8月31日から9月2日にかけて、中国のテクノロジ企業ファーウェイが、エンタープライズ向けイベント「HUAWEI CONNECT 2016」を上海で開催した。1社によるイベントとしては同社最大規模となる
同社はこのなかで、事業の柱の1つとしてクラウドプラットフォームを拡充していく姿勢を打ち出すとともに、クラウド分野においてエレベーター/エスカレーター製造のシンドラーとの提携や、コンサルティング企業のアクセンチュアと共同開発したクラウドソリューションを発表した。
世界で150万台ものエレベーターを運行するシンドラーは、これまでにも独自にエレベーターの遠隔モニタリングの技術を導入するなどして、運行管理やメンテナンスを行ってきた。今後は、ファーウェイがもつIoT技術、ネットワーク技術、クラウド技術を活用し、エレベーター/エスカレーターの管理を効率化するという。また、さらなる安全性の向上や、“より良いユーザーエクスペリエンスの提供”も視野に入れた次世代エレベーター/エスカレーターの実現を目指す。
2050年までに、エレベーターが設置されるような都市型住宅に住む人々は30億人に達し、全世界の70%の人口が都市圏に集中することになると予測されている。こうしたなか、エレベーターの重要性はますます大きくなると見込まれる。必然的に管理すべきエレベーターの台数は飛躍的に増え、従来型の管理・メンテナンス方法では正常な運行が困難になることが想定されるからだ。

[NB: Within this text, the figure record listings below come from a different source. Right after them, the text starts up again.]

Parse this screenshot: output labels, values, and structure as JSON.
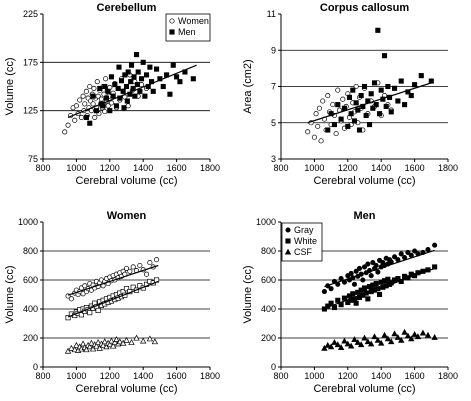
{
  "chart_data": [
    {
      "type": "scatter",
      "title": "Cerebellum",
      "xlabel": "Cerebral volume (cc)",
      "ylabel": "Volume (cc)",
      "xlim": [
        800,
        1800
      ],
      "ylim": [
        75,
        225
      ],
      "xticks": [
        800,
        1000,
        1200,
        1400,
        1600,
        1800
      ],
      "yticks": [
        75,
        125,
        175,
        225
      ],
      "grid_y": [
        125,
        175
      ],
      "legend": "top-right",
      "series": [
        {
          "name": "Women",
          "marker": "circle-open",
          "x": [
            930,
            950,
            965,
            980,
            990,
            1000,
            1010,
            1020,
            1030,
            1040,
            1045,
            1050,
            1060,
            1065,
            1070,
            1075,
            1080,
            1085,
            1090,
            1095,
            1100,
            1105,
            1110,
            1115,
            1120,
            1125,
            1130,
            1135,
            1140,
            1145,
            1150,
            1155,
            1160,
            1165,
            1170,
            1175,
            1180,
            1185,
            1190,
            1195,
            1200,
            1210,
            1220,
            1230,
            1240,
            1250,
            1260,
            1270,
            1280,
            1290,
            1300,
            1310,
            1320,
            1335,
            1350,
            1370,
            1390,
            1420
          ],
          "y": [
            103,
            110,
            120,
            128,
            115,
            130,
            122,
            136,
            118,
            140,
            125,
            132,
            145,
            120,
            138,
            128,
            150,
            135,
            125,
            142,
            132,
            148,
            118,
            138,
            128,
            155,
            140,
            122,
            146,
            132,
            137,
            128,
            150,
            142,
            124,
            158,
            135,
            146,
            130,
            140,
            149,
            133,
            143,
            153,
            128,
            148,
            136,
            158,
            145,
            139,
            150,
            130,
            162,
            146,
            155,
            140,
            152,
            148
          ]
        },
        {
          "name": "Men",
          "marker": "square-filled",
          "x": [
            1060,
            1080,
            1100,
            1120,
            1140,
            1150,
            1160,
            1170,
            1180,
            1190,
            1200,
            1210,
            1220,
            1230,
            1240,
            1250,
            1255,
            1260,
            1270,
            1280,
            1285,
            1290,
            1300,
            1305,
            1310,
            1320,
            1325,
            1330,
            1340,
            1345,
            1350,
            1360,
            1365,
            1370,
            1380,
            1390,
            1400,
            1410,
            1420,
            1430,
            1440,
            1450,
            1460,
            1480,
            1500,
            1520,
            1540,
            1560,
            1580,
            1600,
            1620,
            1650,
            1700
          ],
          "y": [
            118,
            112,
            140,
            125,
            148,
            132,
            130,
            150,
            138,
            145,
            125,
            160,
            140,
            152,
            130,
            148,
            170,
            138,
            156,
            145,
            128,
            162,
            150,
            135,
            165,
            142,
            155,
            172,
            148,
            160,
            140,
            183,
            152,
            165,
            145,
            158,
            175,
            140,
            162,
            150,
            170,
            155,
            145,
            168,
            158,
            150,
            162,
            142,
            172,
            160,
            155,
            165,
            158
          ]
        }
      ],
      "trendlines": [
        {
          "from": [
            950,
            118
          ],
          "to": [
            1720,
            172
          ]
        }
      ]
    },
    {
      "type": "scatter",
      "title": "Corpus callosum",
      "xlabel": "Cerebral volume (cc)",
      "ylabel": "Area (cm2)",
      "xlim": [
        800,
        1800
      ],
      "ylim": [
        3,
        11
      ],
      "xticks": [
        800,
        1000,
        1200,
        1400,
        1600,
        1800
      ],
      "yticks": [
        3,
        5,
        7,
        9,
        11
      ],
      "grid_y": [
        5,
        7,
        9
      ],
      "series": [
        {
          "name": "Women",
          "marker": "circle-open",
          "x": [
            960,
            980,
            1000,
            1010,
            1020,
            1030,
            1040,
            1050,
            1060,
            1070,
            1080,
            1090,
            1100,
            1110,
            1120,
            1130,
            1140,
            1150,
            1160,
            1170,
            1180,
            1190,
            1200,
            1210,
            1220,
            1230,
            1240,
            1250,
            1260,
            1270,
            1280,
            1290,
            1300,
            1320,
            1340,
            1360,
            1380,
            1400,
            1420,
            1440,
            1460
          ],
          "y": [
            4.5,
            5.0,
            4.2,
            5.5,
            4.8,
            5.8,
            4.0,
            6.2,
            5.2,
            4.6,
            6.5,
            5.6,
            4.9,
            6.0,
            5.4,
            4.4,
            6.8,
            5.7,
            5.1,
            6.3,
            4.7,
            5.9,
            6.6,
            5.3,
            4.9,
            6.1,
            5.6,
            7.0,
            5.0,
            6.4,
            5.8,
            4.6,
            6.9,
            5.5,
            6.2,
            5.9,
            7.2,
            5.4,
            6.5,
            6.0,
            5.7
          ]
        },
        {
          "name": "Men",
          "marker": "square-filled",
          "x": [
            1080,
            1100,
            1120,
            1140,
            1160,
            1180,
            1200,
            1210,
            1220,
            1230,
            1240,
            1250,
            1260,
            1270,
            1280,
            1290,
            1300,
            1310,
            1320,
            1330,
            1340,
            1350,
            1360,
            1370,
            1380,
            1390,
            1400,
            1410,
            1420,
            1430,
            1440,
            1450,
            1460,
            1480,
            1500,
            1520,
            1540,
            1560,
            1580,
            1600,
            1640,
            1700
          ],
          "y": [
            4.6,
            5.5,
            4.9,
            6.0,
            5.2,
            5.8,
            4.8,
            6.4,
            5.5,
            6.8,
            5.1,
            6.1,
            5.7,
            4.6,
            6.5,
            5.9,
            7.0,
            5.4,
            6.2,
            4.9,
            6.6,
            5.8,
            7.2,
            6.0,
            10.1,
            5.5,
            6.8,
            6.3,
            8.7,
            5.9,
            7.0,
            6.4,
            5.6,
            6.9,
            6.2,
            7.3,
            6.0,
            6.7,
            6.5,
            7.1,
            7.6,
            7.3
          ]
        }
      ],
      "trendlines": [
        {
          "from": [
            960,
            5.0
          ],
          "to": [
            1700,
            7.2
          ]
        }
      ]
    },
    {
      "type": "scatter",
      "title": "Women",
      "xlabel": "Cerebral volume (cc)",
      "ylabel": "Volume (cc)",
      "xlim": [
        800,
        1800
      ],
      "ylim": [
        0,
        1000
      ],
      "xticks": [
        800,
        1000,
        1200,
        1400,
        1600,
        1800
      ],
      "yticks": [
        0,
        200,
        400,
        600,
        800,
        1000
      ],
      "grid_y": [
        200,
        400,
        600,
        800
      ],
      "series": [
        {
          "name": "Gray",
          "marker": "circle-open",
          "x": [
            950,
            970,
            990,
            1000,
            1010,
            1020,
            1030,
            1040,
            1050,
            1060,
            1070,
            1080,
            1090,
            1100,
            1110,
            1120,
            1130,
            1140,
            1150,
            1160,
            1170,
            1180,
            1190,
            1200,
            1210,
            1220,
            1230,
            1240,
            1250,
            1260,
            1270,
            1280,
            1290,
            1300,
            1320,
            1340,
            1360,
            1380,
            1400,
            1420,
            1440,
            1460,
            1480
          ],
          "y": [
            490,
            470,
            510,
            530,
            500,
            520,
            545,
            505,
            560,
            520,
            540,
            575,
            530,
            565,
            545,
            590,
            555,
            580,
            600,
            560,
            590,
            610,
            575,
            620,
            595,
            630,
            600,
            640,
            615,
            650,
            625,
            660,
            640,
            680,
            660,
            690,
            665,
            700,
            670,
            640,
            720,
            690,
            740
          ]
        },
        {
          "name": "White",
          "marker": "square-open",
          "x": [
            950,
            970,
            990,
            1000,
            1010,
            1020,
            1030,
            1040,
            1050,
            1060,
            1070,
            1080,
            1090,
            1100,
            1110,
            1120,
            1130,
            1140,
            1150,
            1160,
            1170,
            1180,
            1190,
            1200,
            1210,
            1220,
            1230,
            1240,
            1250,
            1260,
            1270,
            1280,
            1290,
            1300,
            1320,
            1340,
            1360,
            1380,
            1400,
            1420,
            1440,
            1460,
            1480
          ],
          "y": [
            340,
            365,
            355,
            380,
            370,
            395,
            360,
            400,
            385,
            410,
            395,
            375,
            420,
            405,
            440,
            415,
            390,
            450,
            425,
            460,
            435,
            470,
            445,
            480,
            455,
            490,
            465,
            500,
            475,
            510,
            485,
            520,
            495,
            540,
            520,
            550,
            530,
            560,
            545,
            570,
            590,
            580,
            600
          ]
        },
        {
          "name": "CSF",
          "marker": "triangle-open",
          "x": [
            950,
            970,
            990,
            1000,
            1010,
            1020,
            1030,
            1040,
            1050,
            1060,
            1070,
            1080,
            1090,
            1100,
            1110,
            1120,
            1130,
            1140,
            1150,
            1160,
            1170,
            1180,
            1190,
            1200,
            1210,
            1220,
            1230,
            1240,
            1250,
            1260,
            1280,
            1300,
            1330,
            1360,
            1400,
            1440,
            1470
          ],
          "y": [
            110,
            130,
            120,
            150,
            115,
            140,
            125,
            160,
            135,
            120,
            150,
            140,
            165,
            125,
            155,
            145,
            170,
            130,
            160,
            150,
            175,
            140,
            165,
            155,
            180,
            145,
            170,
            190,
            160,
            175,
            165,
            185,
            170,
            200,
            180,
            195,
            175
          ]
        }
      ],
      "trendlines": [
        {
          "from": [
            950,
            495
          ],
          "to": [
            1490,
            700
          ]
        },
        {
          "from": [
            950,
            345
          ],
          "to": [
            1490,
            590
          ]
        }
      ]
    },
    {
      "type": "scatter",
      "title": "Men",
      "xlabel": "Cerebral volume (cc)",
      "ylabel": "Volume (cc)",
      "xlim": [
        800,
        1800
      ],
      "ylim": [
        0,
        1000
      ],
      "xticks": [
        800,
        1000,
        1200,
        1400,
        1600,
        1800
      ],
      "yticks": [
        0,
        200,
        400,
        600,
        800,
        1000
      ],
      "grid_y": [
        200,
        400,
        600,
        800
      ],
      "legend": "top-left",
      "series": [
        {
          "name": "Gray",
          "marker": "circle-filled",
          "x": [
            1060,
            1080,
            1100,
            1120,
            1140,
            1160,
            1180,
            1200,
            1210,
            1220,
            1230,
            1240,
            1250,
            1260,
            1270,
            1280,
            1290,
            1300,
            1310,
            1320,
            1330,
            1340,
            1350,
            1360,
            1370,
            1380,
            1390,
            1400,
            1410,
            1420,
            1430,
            1440,
            1450,
            1460,
            1480,
            1500,
            1520,
            1540,
            1560,
            1580,
            1600,
            1620,
            1650,
            1680,
            1720
          ],
          "y": [
            520,
            560,
            540,
            590,
            570,
            610,
            585,
            630,
            600,
            645,
            615,
            570,
            660,
            625,
            680,
            640,
            600,
            690,
            650,
            710,
            665,
            630,
            720,
            680,
            700,
            655,
            735,
            690,
            720,
            700,
            750,
            710,
            740,
            725,
            760,
            740,
            780,
            755,
            790,
            770,
            800,
            780,
            790,
            810,
            840
          ]
        },
        {
          "name": "White",
          "marker": "square-filled",
          "x": [
            1060,
            1080,
            1100,
            1120,
            1140,
            1160,
            1180,
            1200,
            1210,
            1220,
            1230,
            1240,
            1250,
            1260,
            1270,
            1280,
            1290,
            1300,
            1310,
            1320,
            1330,
            1340,
            1350,
            1360,
            1370,
            1380,
            1390,
            1400,
            1410,
            1420,
            1430,
            1440,
            1450,
            1460,
            1480,
            1500,
            1520,
            1540,
            1560,
            1580,
            1600,
            1620,
            1650,
            1680,
            1720
          ],
          "y": [
            400,
            420,
            440,
            410,
            460,
            430,
            475,
            445,
            490,
            460,
            505,
            470,
            440,
            515,
            480,
            530,
            495,
            545,
            510,
            470,
            555,
            520,
            565,
            530,
            575,
            540,
            500,
            585,
            550,
            595,
            560,
            605,
            570,
            580,
            600,
            610,
            590,
            625,
            615,
            640,
            630,
            650,
            660,
            670,
            690
          ]
        },
        {
          "name": "CSF",
          "marker": "triangle-filled",
          "x": [
            1060,
            1080,
            1100,
            1120,
            1140,
            1160,
            1180,
            1200,
            1220,
            1240,
            1260,
            1280,
            1300,
            1320,
            1340,
            1360,
            1380,
            1400,
            1420,
            1440,
            1460,
            1480,
            1500,
            1520,
            1540,
            1560,
            1580,
            1600,
            1620,
            1650,
            1680,
            1720
          ],
          "y": [
            130,
            150,
            140,
            170,
            155,
            135,
            180,
            160,
            145,
            190,
            170,
            155,
            200,
            175,
            160,
            210,
            185,
            165,
            220,
            195,
            175,
            230,
            205,
            185,
            240,
            215,
            195,
            225,
            210,
            235,
            220,
            205
          ]
        }
      ],
      "trendlines": [
        {
          "from": [
            1060,
            555
          ],
          "to": [
            1720,
            805
          ]
        },
        {
          "from": [
            1060,
            405
          ],
          "to": [
            1720,
            680
          ]
        }
      ]
    }
  ]
}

シンドラーチャイナのリージョナルジェネラルマネージャー Michael Li氏は講演で、「センサと(ネットワーク)接続を通じてエレベーターを運用し、付加価値のあるサービスを提供していく」と話す。
具体的には、センサを用いて24時間のモニタリングを行い、部品などの故障を予測・検知する予防安全によってメンテナンス時間・回数の短縮、低減を図ることができるほか、多数のエレベーターから得られた膨大な運行情報を分析することで、サービス品質の向上と、その後の最適なエレベーターの開発につなげることも可能になる。

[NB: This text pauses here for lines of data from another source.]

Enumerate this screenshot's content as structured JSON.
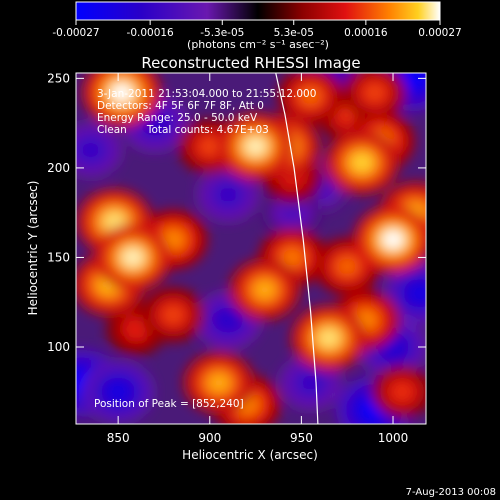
{
  "chart_data": {
    "type": "heatmap",
    "title": "Reconstructed RHESSI Image",
    "xlabel": "Heliocentric X (arcsec)",
    "ylabel": "Heliocentric Y (arcsec)",
    "xlim": [
      827,
      1018
    ],
    "ylim": [
      57,
      253
    ],
    "x_ticks": [
      850,
      900,
      950,
      1000
    ],
    "y_ticks": [
      100,
      150,
      200,
      250
    ],
    "colorbar": {
      "ticks": [
        "-0.00027",
        "-0.00016",
        "-5.3e-05",
        "5.3e-05",
        "0.00016",
        "0.00027"
      ],
      "tick_values": [
        -0.00027,
        -0.00016,
        -5.3e-05,
        5.3e-05,
        0.00016,
        0.00027
      ],
      "unit": "(photons cm⁻² s⁻¹ asec⁻²)"
    },
    "annotations": {
      "time_range": "3-Jan-2011 21:53:04.000 to 21:55:12.000",
      "detectors": "Detectors: 4F 5F 6F 7F 8F, Att 0",
      "energy": "Energy Range: 25.0 - 50.0 keV",
      "clean": "Clean      Total counts: 4.67E+03",
      "peak": "Position of Peak = [852,240]"
    },
    "peak": [
      852,
      240
    ],
    "limb_arc": [
      [
        936,
        253
      ],
      [
        941,
        230
      ],
      [
        946,
        200
      ],
      [
        951,
        160
      ],
      [
        955,
        120
      ],
      [
        958,
        80
      ],
      [
        959,
        57
      ]
    ],
    "blobs": [
      {
        "x": 852,
        "y": 242,
        "v": 0.00027
      },
      {
        "x": 848,
        "y": 170,
        "v": 0.00025
      },
      {
        "x": 858,
        "y": 150,
        "v": 0.00026
      },
      {
        "x": 845,
        "y": 135,
        "v": 0.00023
      },
      {
        "x": 880,
        "y": 160,
        "v": 0.0002
      },
      {
        "x": 925,
        "y": 212,
        "v": 0.00026
      },
      {
        "x": 940,
        "y": 212,
        "v": 0.00024
      },
      {
        "x": 900,
        "y": 212,
        "v": 0.00016
      },
      {
        "x": 955,
        "y": 240,
        "v": 0.00018
      },
      {
        "x": 990,
        "y": 242,
        "v": 0.00016
      },
      {
        "x": 983,
        "y": 203,
        "v": 0.00024
      },
      {
        "x": 993,
        "y": 215,
        "v": 0.0002
      },
      {
        "x": 975,
        "y": 230,
        "v": 0.00015
      },
      {
        "x": 1000,
        "y": 160,
        "v": 0.00027
      },
      {
        "x": 1012,
        "y": 175,
        "v": 0.00022
      },
      {
        "x": 975,
        "y": 145,
        "v": 0.00018
      },
      {
        "x": 965,
        "y": 105,
        "v": 0.00025
      },
      {
        "x": 985,
        "y": 115,
        "v": 0.0002
      },
      {
        "x": 930,
        "y": 132,
        "v": 0.00022
      },
      {
        "x": 945,
        "y": 150,
        "v": 0.00019
      },
      {
        "x": 945,
        "y": 195,
        "v": 0.00014
      },
      {
        "x": 905,
        "y": 80,
        "v": 0.00022
      },
      {
        "x": 920,
        "y": 68,
        "v": 0.0002
      },
      {
        "x": 880,
        "y": 118,
        "v": 0.00016
      },
      {
        "x": 860,
        "y": 110,
        "v": 0.00014
      },
      {
        "x": 1005,
        "y": 75,
        "v": 0.00015
      },
      {
        "x": 870,
        "y": 225,
        "v": -0.00018
      },
      {
        "x": 835,
        "y": 210,
        "v": -0.00016
      },
      {
        "x": 830,
        "y": 80,
        "v": -0.00027
      },
      {
        "x": 850,
        "y": 75,
        "v": -0.00022
      },
      {
        "x": 990,
        "y": 65,
        "v": -0.00027
      },
      {
        "x": 1010,
        "y": 250,
        "v": -0.00027
      },
      {
        "x": 965,
        "y": 250,
        "v": -0.00018
      },
      {
        "x": 1015,
        "y": 130,
        "v": -0.00022
      },
      {
        "x": 955,
        "y": 80,
        "v": -0.00016
      },
      {
        "x": 910,
        "y": 185,
        "v": -0.00016
      },
      {
        "x": 910,
        "y": 115,
        "v": -0.00018
      },
      {
        "x": 945,
        "y": 175,
        "v": -0.00012
      },
      {
        "x": 960,
        "y": 190,
        "v": -0.00014
      },
      {
        "x": 1000,
        "y": 100,
        "v": -0.0002
      }
    ],
    "grid": false
  },
  "footer": {
    "date_stamp": "7-Aug-2013 00:08"
  }
}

また、運行情報をスマートフォンなどで利用者が確認できる仕組みや、エレベーター到着の待ち時間を少なくする仕組みの提供。商業施設のエレベーターでは施設内のセールなど各種情報をリアルタイムに収集して掲示するといった、単なる移動の手段を超えた新しい設備への進化を目指すアイデアも語られた。
今回の提携はワールドワイドを対象にしたものであり、将来的に中国国内だけでなく、世界中のさまざまな国にIoT技術を応用したエレベーターが導入されることになるという。